Cancellation is for race control and resource hygiene, not for stopping side effects. The server doesn't care that you cancelled. Design your UI assuming the server may have done the work anyway, especially for mutations.

Follow-up questions

  • How does cancellation work server-side?
  • What's AbortSignal.any and when is it useful?
  • How does React Query handle cancellation automatically?
  • Why is cancelling a POST dangerous?

Common mistakes

  • Treating AbortError as a real error and surfacing it in UI.
  • Forgetting to abort on unmount — stale setState warnings.
  • Auto-retrying on AbortError — user/app cancelled intentionally.
  • Cancelling a POST and assuming the server didn't process it.
  • Storing controller in component state — re-renders bust the reference.
  • Not handling the race window (response arrives before abort fires).

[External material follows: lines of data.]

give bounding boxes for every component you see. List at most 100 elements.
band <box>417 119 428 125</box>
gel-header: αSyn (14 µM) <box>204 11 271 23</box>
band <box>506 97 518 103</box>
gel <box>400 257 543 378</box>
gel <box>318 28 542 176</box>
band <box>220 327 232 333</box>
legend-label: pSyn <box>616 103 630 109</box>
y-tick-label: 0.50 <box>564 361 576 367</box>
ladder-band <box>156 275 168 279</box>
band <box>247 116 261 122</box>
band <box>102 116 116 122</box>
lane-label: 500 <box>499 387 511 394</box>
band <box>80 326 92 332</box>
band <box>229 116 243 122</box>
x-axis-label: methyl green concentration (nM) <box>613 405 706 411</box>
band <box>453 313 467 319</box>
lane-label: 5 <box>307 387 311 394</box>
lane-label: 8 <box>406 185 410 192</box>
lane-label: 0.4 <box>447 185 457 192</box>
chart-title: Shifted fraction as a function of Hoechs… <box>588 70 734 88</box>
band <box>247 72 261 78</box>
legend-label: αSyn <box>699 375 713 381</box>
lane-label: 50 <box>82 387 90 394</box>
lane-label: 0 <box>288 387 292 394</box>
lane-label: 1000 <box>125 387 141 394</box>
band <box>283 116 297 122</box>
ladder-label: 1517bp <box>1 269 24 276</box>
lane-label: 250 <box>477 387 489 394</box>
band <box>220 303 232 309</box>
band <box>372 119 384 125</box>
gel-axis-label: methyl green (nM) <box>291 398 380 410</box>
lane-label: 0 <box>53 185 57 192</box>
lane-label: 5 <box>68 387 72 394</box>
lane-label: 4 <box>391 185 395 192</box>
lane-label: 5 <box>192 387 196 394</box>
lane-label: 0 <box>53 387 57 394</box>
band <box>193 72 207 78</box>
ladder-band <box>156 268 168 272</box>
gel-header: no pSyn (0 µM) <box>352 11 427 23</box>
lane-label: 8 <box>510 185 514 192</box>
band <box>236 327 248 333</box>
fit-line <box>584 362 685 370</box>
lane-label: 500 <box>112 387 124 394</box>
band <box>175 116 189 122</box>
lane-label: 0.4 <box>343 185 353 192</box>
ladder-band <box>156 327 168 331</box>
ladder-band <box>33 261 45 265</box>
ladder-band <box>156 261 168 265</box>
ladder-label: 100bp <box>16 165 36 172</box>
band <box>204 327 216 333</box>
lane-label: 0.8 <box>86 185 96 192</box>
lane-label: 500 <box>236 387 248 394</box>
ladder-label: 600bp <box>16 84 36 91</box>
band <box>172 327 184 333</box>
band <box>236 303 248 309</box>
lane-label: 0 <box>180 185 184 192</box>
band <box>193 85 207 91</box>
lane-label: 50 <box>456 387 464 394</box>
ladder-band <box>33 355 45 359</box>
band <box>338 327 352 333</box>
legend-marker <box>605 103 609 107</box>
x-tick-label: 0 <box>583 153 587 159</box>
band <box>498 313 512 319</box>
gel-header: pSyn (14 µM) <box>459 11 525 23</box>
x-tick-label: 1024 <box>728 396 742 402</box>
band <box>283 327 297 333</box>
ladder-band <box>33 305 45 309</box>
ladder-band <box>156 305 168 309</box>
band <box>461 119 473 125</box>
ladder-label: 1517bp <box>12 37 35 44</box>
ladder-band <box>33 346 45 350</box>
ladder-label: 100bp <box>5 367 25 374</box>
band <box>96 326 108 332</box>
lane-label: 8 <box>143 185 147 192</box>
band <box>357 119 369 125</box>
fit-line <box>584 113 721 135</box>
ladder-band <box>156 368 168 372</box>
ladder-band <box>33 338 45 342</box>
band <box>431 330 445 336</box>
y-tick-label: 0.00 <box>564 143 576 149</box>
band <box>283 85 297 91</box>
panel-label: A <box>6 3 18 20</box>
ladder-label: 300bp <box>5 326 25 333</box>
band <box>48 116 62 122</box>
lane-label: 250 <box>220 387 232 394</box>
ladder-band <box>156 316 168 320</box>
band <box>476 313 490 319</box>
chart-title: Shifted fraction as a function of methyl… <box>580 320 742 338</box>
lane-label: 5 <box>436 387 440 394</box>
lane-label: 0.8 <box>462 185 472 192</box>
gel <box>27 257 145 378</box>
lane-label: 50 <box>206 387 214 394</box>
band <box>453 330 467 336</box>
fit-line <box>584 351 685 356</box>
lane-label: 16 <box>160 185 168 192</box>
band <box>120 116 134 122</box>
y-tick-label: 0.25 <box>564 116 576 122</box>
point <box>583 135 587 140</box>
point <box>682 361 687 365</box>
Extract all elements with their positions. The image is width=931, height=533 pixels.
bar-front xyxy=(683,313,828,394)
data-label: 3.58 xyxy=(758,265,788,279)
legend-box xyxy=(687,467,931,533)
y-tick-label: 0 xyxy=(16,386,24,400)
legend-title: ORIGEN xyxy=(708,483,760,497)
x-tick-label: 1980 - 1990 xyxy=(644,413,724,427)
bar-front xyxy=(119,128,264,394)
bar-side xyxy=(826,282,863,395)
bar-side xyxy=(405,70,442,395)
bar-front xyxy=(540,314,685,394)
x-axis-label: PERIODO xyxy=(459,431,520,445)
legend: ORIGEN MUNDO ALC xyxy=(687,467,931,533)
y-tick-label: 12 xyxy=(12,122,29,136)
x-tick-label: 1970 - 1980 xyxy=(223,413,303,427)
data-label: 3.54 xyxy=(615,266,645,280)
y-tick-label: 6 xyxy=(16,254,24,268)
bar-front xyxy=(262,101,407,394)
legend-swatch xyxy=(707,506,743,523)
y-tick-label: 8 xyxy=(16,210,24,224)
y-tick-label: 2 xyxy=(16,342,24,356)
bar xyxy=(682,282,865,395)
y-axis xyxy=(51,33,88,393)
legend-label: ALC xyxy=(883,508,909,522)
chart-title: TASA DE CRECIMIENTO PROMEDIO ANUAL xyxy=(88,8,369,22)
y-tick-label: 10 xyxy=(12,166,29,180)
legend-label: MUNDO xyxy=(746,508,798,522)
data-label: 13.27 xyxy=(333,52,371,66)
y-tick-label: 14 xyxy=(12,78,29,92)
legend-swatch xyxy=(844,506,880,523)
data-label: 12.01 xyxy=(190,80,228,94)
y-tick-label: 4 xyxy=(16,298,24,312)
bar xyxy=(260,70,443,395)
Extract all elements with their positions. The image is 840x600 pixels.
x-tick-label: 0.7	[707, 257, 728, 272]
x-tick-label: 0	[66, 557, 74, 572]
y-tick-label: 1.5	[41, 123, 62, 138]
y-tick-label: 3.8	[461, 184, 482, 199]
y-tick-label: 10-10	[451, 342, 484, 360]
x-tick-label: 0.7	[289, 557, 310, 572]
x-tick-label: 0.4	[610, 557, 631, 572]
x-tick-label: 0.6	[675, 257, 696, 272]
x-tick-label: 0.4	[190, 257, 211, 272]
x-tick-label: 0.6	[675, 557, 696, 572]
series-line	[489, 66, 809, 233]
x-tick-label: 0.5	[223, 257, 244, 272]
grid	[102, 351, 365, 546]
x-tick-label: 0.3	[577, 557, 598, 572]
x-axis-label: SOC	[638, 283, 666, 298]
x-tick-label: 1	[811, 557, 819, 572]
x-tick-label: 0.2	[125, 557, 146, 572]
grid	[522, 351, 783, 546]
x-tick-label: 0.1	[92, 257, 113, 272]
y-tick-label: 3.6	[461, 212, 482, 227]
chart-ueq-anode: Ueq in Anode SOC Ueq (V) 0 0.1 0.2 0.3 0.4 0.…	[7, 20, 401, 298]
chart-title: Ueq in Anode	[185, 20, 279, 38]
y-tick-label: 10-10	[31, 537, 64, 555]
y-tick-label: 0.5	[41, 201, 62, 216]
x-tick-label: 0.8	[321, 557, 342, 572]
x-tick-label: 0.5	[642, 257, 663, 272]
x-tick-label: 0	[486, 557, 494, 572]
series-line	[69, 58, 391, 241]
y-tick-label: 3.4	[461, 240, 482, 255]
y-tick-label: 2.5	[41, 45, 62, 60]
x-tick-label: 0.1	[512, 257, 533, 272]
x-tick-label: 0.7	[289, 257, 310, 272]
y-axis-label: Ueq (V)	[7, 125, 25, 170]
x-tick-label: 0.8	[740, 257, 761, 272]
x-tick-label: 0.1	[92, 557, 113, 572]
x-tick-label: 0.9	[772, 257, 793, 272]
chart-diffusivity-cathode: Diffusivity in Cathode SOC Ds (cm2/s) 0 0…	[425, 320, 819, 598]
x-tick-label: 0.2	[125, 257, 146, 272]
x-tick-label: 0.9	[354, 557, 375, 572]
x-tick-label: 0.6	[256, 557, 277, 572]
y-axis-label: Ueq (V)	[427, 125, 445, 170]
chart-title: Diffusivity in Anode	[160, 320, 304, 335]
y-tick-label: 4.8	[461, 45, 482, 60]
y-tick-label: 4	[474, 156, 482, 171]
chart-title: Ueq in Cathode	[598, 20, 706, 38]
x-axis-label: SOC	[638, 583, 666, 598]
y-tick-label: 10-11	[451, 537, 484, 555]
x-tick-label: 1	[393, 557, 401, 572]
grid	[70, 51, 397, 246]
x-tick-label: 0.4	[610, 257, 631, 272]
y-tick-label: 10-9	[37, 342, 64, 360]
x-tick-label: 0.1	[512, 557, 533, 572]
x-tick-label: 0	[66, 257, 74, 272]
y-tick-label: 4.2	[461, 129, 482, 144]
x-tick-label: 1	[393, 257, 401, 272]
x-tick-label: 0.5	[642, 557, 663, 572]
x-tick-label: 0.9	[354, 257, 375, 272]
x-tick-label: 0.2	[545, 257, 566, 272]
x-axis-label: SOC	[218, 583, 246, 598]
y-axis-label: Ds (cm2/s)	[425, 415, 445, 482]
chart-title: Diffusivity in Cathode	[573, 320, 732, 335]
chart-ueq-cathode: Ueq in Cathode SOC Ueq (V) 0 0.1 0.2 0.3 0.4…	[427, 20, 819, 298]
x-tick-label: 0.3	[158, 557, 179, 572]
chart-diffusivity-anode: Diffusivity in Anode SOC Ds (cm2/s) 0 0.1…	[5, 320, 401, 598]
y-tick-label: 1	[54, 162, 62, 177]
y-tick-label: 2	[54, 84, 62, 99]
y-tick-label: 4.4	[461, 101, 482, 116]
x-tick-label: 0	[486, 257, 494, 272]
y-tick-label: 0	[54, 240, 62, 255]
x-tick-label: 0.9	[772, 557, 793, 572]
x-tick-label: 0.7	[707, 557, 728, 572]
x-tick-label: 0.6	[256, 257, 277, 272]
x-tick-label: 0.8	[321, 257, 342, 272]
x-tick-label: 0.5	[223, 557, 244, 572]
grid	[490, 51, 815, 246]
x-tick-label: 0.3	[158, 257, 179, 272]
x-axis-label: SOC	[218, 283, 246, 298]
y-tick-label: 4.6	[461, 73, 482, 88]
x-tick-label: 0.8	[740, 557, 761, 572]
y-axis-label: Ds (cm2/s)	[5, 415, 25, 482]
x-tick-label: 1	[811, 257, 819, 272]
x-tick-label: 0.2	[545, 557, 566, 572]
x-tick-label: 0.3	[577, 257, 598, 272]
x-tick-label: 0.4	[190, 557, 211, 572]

Performance considerations

  • Cancellation saves bandwidth (server may stop sending body), browser parse cost, and React re-render churn. For search-as-you-type at scale, cancel + debounce together cut request rate ~80%. Server-side, request cancellation reduces wasted work only if the server checks the connection (rare in most stacks).

Edge cases

  • Pre-aborted signals: AbortController with abort() called before fetch — fetch rejects immediately.
  • Cross-realm signals (iframe/worker) — propagate via structured cloning.
  • Streaming responses (SSE, ReadableStream) — abort cancels the stream mid-read.
  • Service workers can intercept and serve cached responses; abort cancels the cache lookup too.
  • AbortSignal.any not yet on older browsers — feature-detect and fall back.

Real-world examples

  • GitHub omnisearch debounces input and cancels stale requests.
  • Algolia/Typesense client libraries cancel in-flight queries on next keystroke.
  • React Query, SWR, Apollo all handle cancellation internally.

Senior engineer discussion

Seniors should use AbortController as the default, distinguish AbortError from real errors, and articulate the server-side asymmetry (cancel is client-only). They reach for React Query for app-wide consistency and reserve hand-rolled abort patterns for edge cases.